Declaring Rule 13 For Having An iPhone
Posted on May 5, 2008 at 12:13 amA very interesting article appeared in the Tennessean under the byline of Theo Emery this weekend taking to task, Senator Bill Ketron for his failure to declare Rule 13 until after the vote on the cable compromise bill which gave telcom giant AT&T the ability to enter the Tennessee cable market under conditions, more or less, of their choosing.
Now, I’m not one to declare media bias or make constant notations about which party’s candidates and officeholders get their party affiliation mentioned when they do dirt and which party’s candidates and office holders do not, but this article seems both rather hard on the Senator and quite emphatic about which party he belonged to.
Of course, nothing would seem much amiss about the Senator being called out for not being as upfront with his conflict of interest as he could have been or his party being mentioned had it not been for the fact that it is the other party who seems to have the more intriguing conflicts of interest in the AT&T deal.

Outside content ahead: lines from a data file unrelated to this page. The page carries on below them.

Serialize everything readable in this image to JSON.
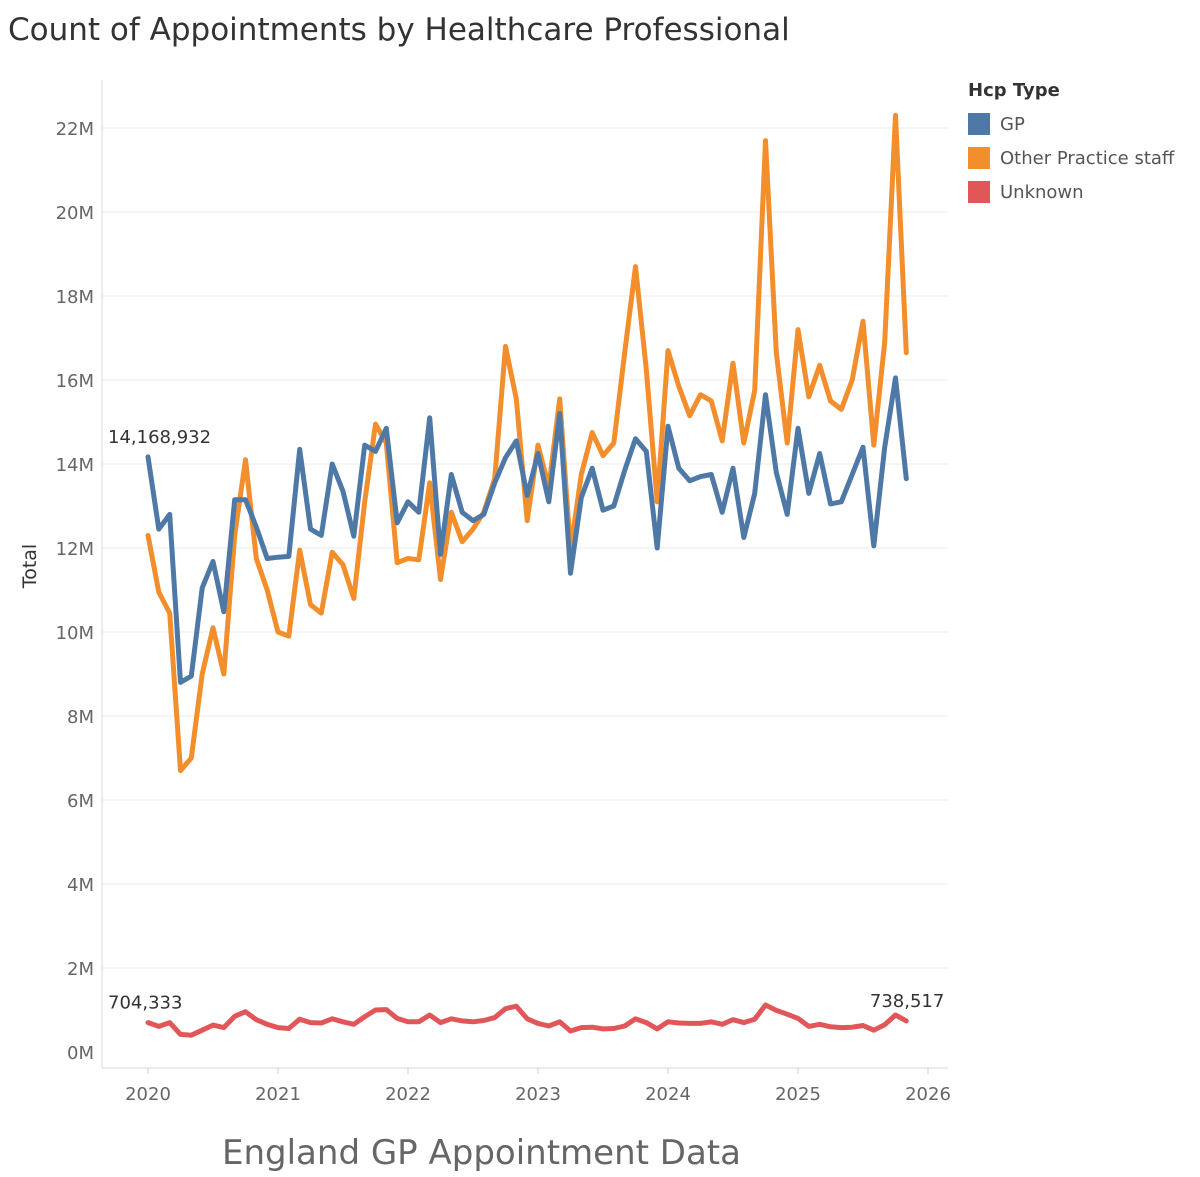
{
  "title": "Count of Appointments by Healthcare Professional",
  "footer": "England GP Appointment Data",
  "legend": {
    "title": "Hcp Type",
    "items": [
      {
        "label": "GP",
        "color": "#4e79a7"
      },
      {
        "label": "Other Practice staff",
        "color": "#f28e2b"
      },
      {
        "label": "Unknown",
        "color": "#e15759"
      }
    ]
  },
  "chart_data": {
    "type": "line",
    "ylabel": "Total",
    "ylim": [
      0,
      23.2
    ],
    "y_ticks": [
      0,
      2,
      4,
      6,
      8,
      10,
      12,
      14,
      16,
      18,
      20,
      22
    ],
    "y_tick_labels": [
      "0M",
      "2M",
      "4M",
      "6M",
      "8M",
      "10M",
      "12M",
      "14M",
      "16M",
      "18M",
      "20M",
      "22M"
    ],
    "x_start": "2020-01",
    "x_ticks": [
      "2020",
      "2021",
      "2022",
      "2023",
      "2024",
      "2025",
      "2026"
    ],
    "grid": true,
    "legend_position": "top-right",
    "series": [
      {
        "name": "GP",
        "color": "#4e79a7",
        "values": [
          14.17,
          12.45,
          12.8,
          8.8,
          8.95,
          11.05,
          11.68,
          10.48,
          13.15,
          13.15,
          12.5,
          11.75,
          11.78,
          11.8,
          14.35,
          12.45,
          12.3,
          14.0,
          13.35,
          12.28,
          14.45,
          14.3,
          14.85,
          12.6,
          13.1,
          12.85,
          15.1,
          11.85,
          13.75,
          12.85,
          12.65,
          12.8,
          13.55,
          14.15,
          14.55,
          13.25,
          14.25,
          13.1,
          15.2,
          11.4,
          13.2,
          13.9,
          12.9,
          13.0,
          13.85,
          14.6,
          14.3,
          12.0,
          14.9,
          13.9,
          13.6,
          13.7,
          13.75,
          12.85,
          13.9,
          12.25,
          13.3,
          15.65,
          13.8,
          12.8,
          14.85,
          13.3,
          14.25,
          13.05,
          13.1,
          13.75,
          14.4,
          12.05,
          14.4,
          16.05,
          13.65
        ]
      },
      {
        "name": "Other Practice staff",
        "color": "#f28e2b",
        "values": [
          12.3,
          10.95,
          10.45,
          6.7,
          7.0,
          9.0,
          10.1,
          9.0,
          12.3,
          14.1,
          11.75,
          11.0,
          10.0,
          9.9,
          11.95,
          10.65,
          10.45,
          11.9,
          11.6,
          10.8,
          13.1,
          14.95,
          14.5,
          11.65,
          11.75,
          11.72,
          13.55,
          11.25,
          12.85,
          12.15,
          12.45,
          12.85,
          13.65,
          16.8,
          15.55,
          12.65,
          14.45,
          13.45,
          15.55,
          11.95,
          13.75,
          14.75,
          14.2,
          14.5,
          16.65,
          18.7,
          16.25,
          13.1,
          16.7,
          15.85,
          15.15,
          15.65,
          15.5,
          14.55,
          16.4,
          14.5,
          15.75,
          21.7,
          16.65,
          14.5,
          17.2,
          15.6,
          16.35,
          15.5,
          15.3,
          16.0,
          17.4,
          14.45,
          16.9,
          22.3,
          16.65
        ]
      },
      {
        "name": "Unknown",
        "color": "#e15759",
        "values": [
          0.7,
          0.61,
          0.7,
          0.42,
          0.4,
          0.52,
          0.64,
          0.58,
          0.85,
          0.96,
          0.77,
          0.66,
          0.58,
          0.56,
          0.78,
          0.7,
          0.69,
          0.79,
          0.72,
          0.66,
          0.84,
          1.0,
          1.01,
          0.8,
          0.72,
          0.72,
          0.88,
          0.7,
          0.79,
          0.74,
          0.72,
          0.75,
          0.82,
          1.03,
          1.09,
          0.79,
          0.68,
          0.62,
          0.72,
          0.5,
          0.58,
          0.59,
          0.55,
          0.56,
          0.62,
          0.79,
          0.7,
          0.55,
          0.72,
          0.69,
          0.68,
          0.68,
          0.72,
          0.66,
          0.77,
          0.7,
          0.78,
          1.12,
          0.99,
          0.9,
          0.8,
          0.61,
          0.66,
          0.6,
          0.58,
          0.59,
          0.63,
          0.52,
          0.65,
          0.88,
          0.74
        ]
      }
    ],
    "annotations": [
      {
        "series": "GP",
        "index": 0,
        "text": "14,168,932"
      },
      {
        "series": "Unknown",
        "index": 0,
        "text": "704,333"
      },
      {
        "series": "Unknown",
        "index": 70,
        "text": "738,517"
      }
    ]
  }
}
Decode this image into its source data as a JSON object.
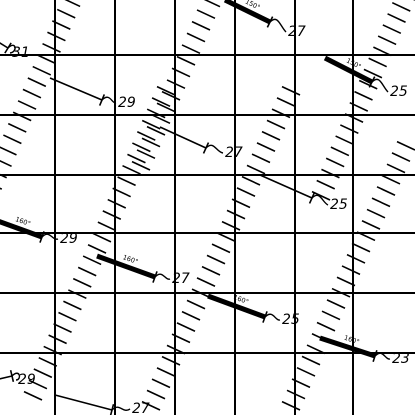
{
  "runway_markers": [
    {
      "label": "31",
      "heading": ""
    },
    {
      "label": "29",
      "heading": ""
    },
    {
      "label": "27",
      "heading": "150°"
    },
    {
      "label": "25",
      "heading": "150°"
    },
    {
      "label": "27",
      "heading": ""
    },
    {
      "label": "25",
      "heading": ""
    },
    {
      "label": "29",
      "heading": "160°"
    },
    {
      "label": "27",
      "heading": "160°"
    },
    {
      "label": "25",
      "heading": "160°"
    },
    {
      "label": "23",
      "heading": "160°"
    },
    {
      "label": "29",
      "heading": ""
    },
    {
      "label": "27",
      "heading": ""
    }
  ]
}
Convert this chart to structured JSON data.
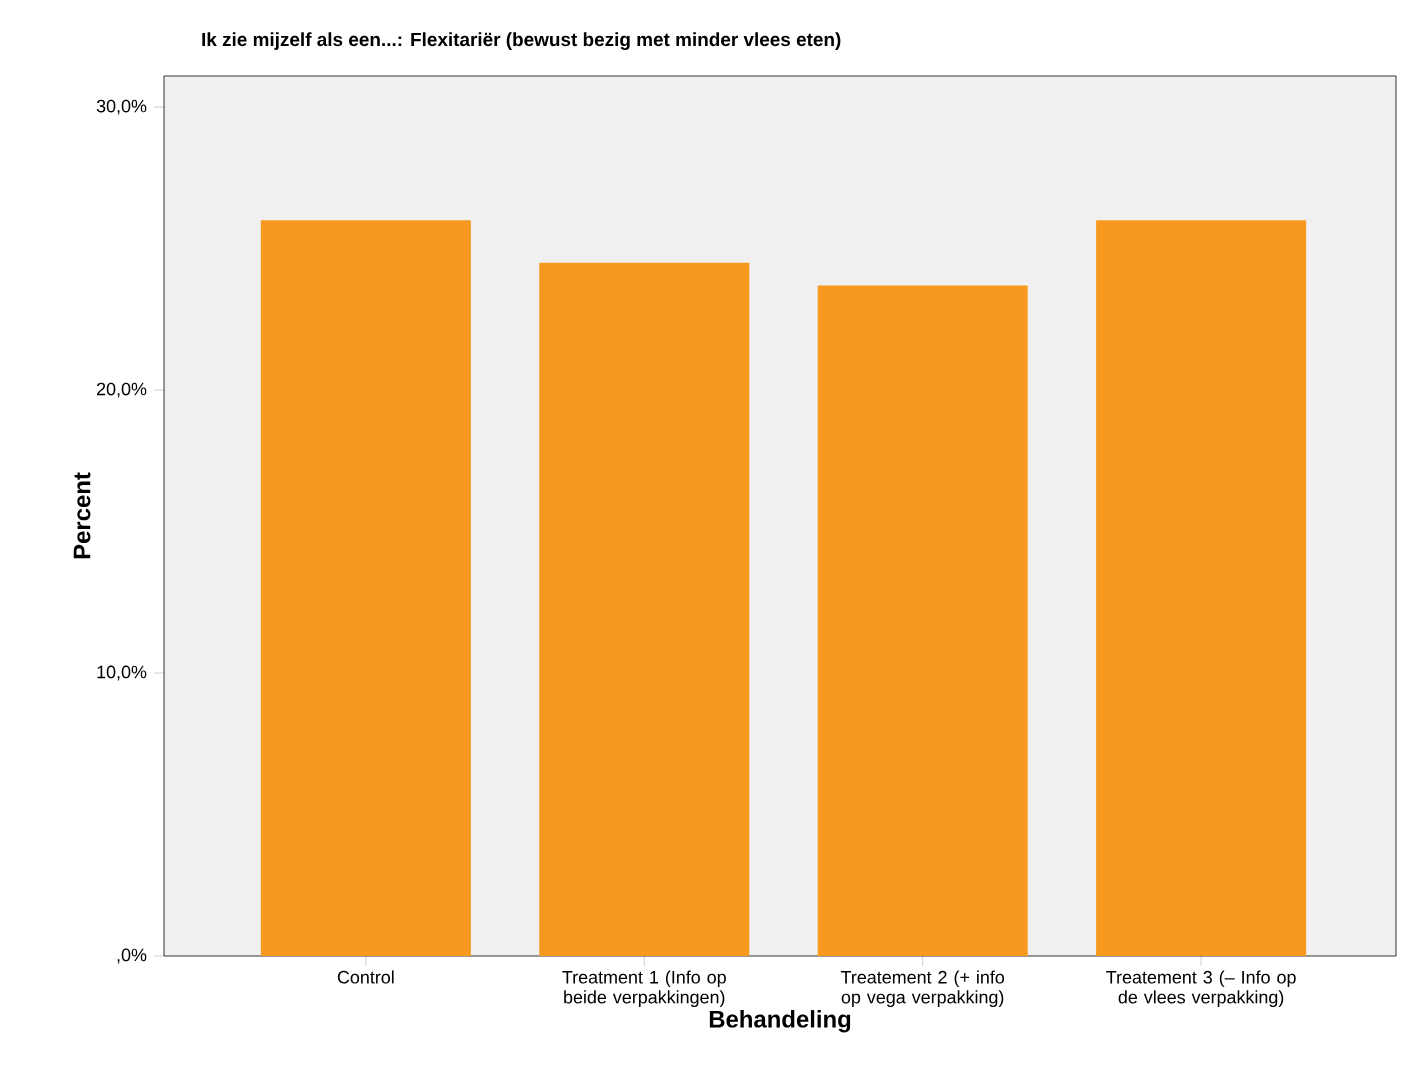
{
  "chart_data": {
    "type": "bar",
    "title": "Ik zie mijzelf als een...: Flexitariër (bewust bezig met minder vlees eten)",
    "xlabel": "Behandeling",
    "ylabel": "Percent",
    "categories": [
      "Control",
      "Treatment 1 (Info op beide verpakkingen)",
      "Treatement 2 (+ info op vega verpakking)",
      "Treatement 3 (– Info op de vlees verpakking)"
    ],
    "values": [
      26.0,
      24.5,
      23.7,
      26.0
    ],
    "color": "#f7991f",
    "ylim": [
      0,
      31.1
    ],
    "yticks": [
      {
        "value": 0,
        "label": ",0%"
      },
      {
        "value": 10,
        "label": "10,0%"
      },
      {
        "value": 20,
        "label": "20,0%"
      },
      {
        "value": 30,
        "label": "30,0%"
      }
    ]
  }
}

As has been noted, while Senator Ketron’s wife simply works for the wireless division of the telcom giant many, many folks with ties to the Bredesen administration and the Democratic Speaker of the House’s wife were hired by AT&T as lobbyists, consultants and PR men. The fact that these connections were mentioned by the very same author of the Ketron piece two months ago makes the lack of that information in the recent article all the more troublesome.
This weekend’s article focuses almost completely on Ketron, a Republican, and his decision to declare Rule 13, which means a legislator is declaring a possible conflict of interest, with the clerk’s office rather than from the floor. The article paints this as somehow nefarious even though at the end of the article the author concedes that a member of the opposite party did the exact same thing.
The reporter also goes so far as to interview the spokesman for AT&T about the Ketron situation without even mentioning the fact that until very recently that spokesman worked for the Bredesen administration.
It just seemed after reading the article focusing on a prominent Republican and his conflict of interest on the AT&T deal that the interests of the Bredesen administration and the Speaker of the House were well served by such a piece appearing after the deal was done, making much of the connections the same reporter brought to light two months ago, a distant memory in the public mind.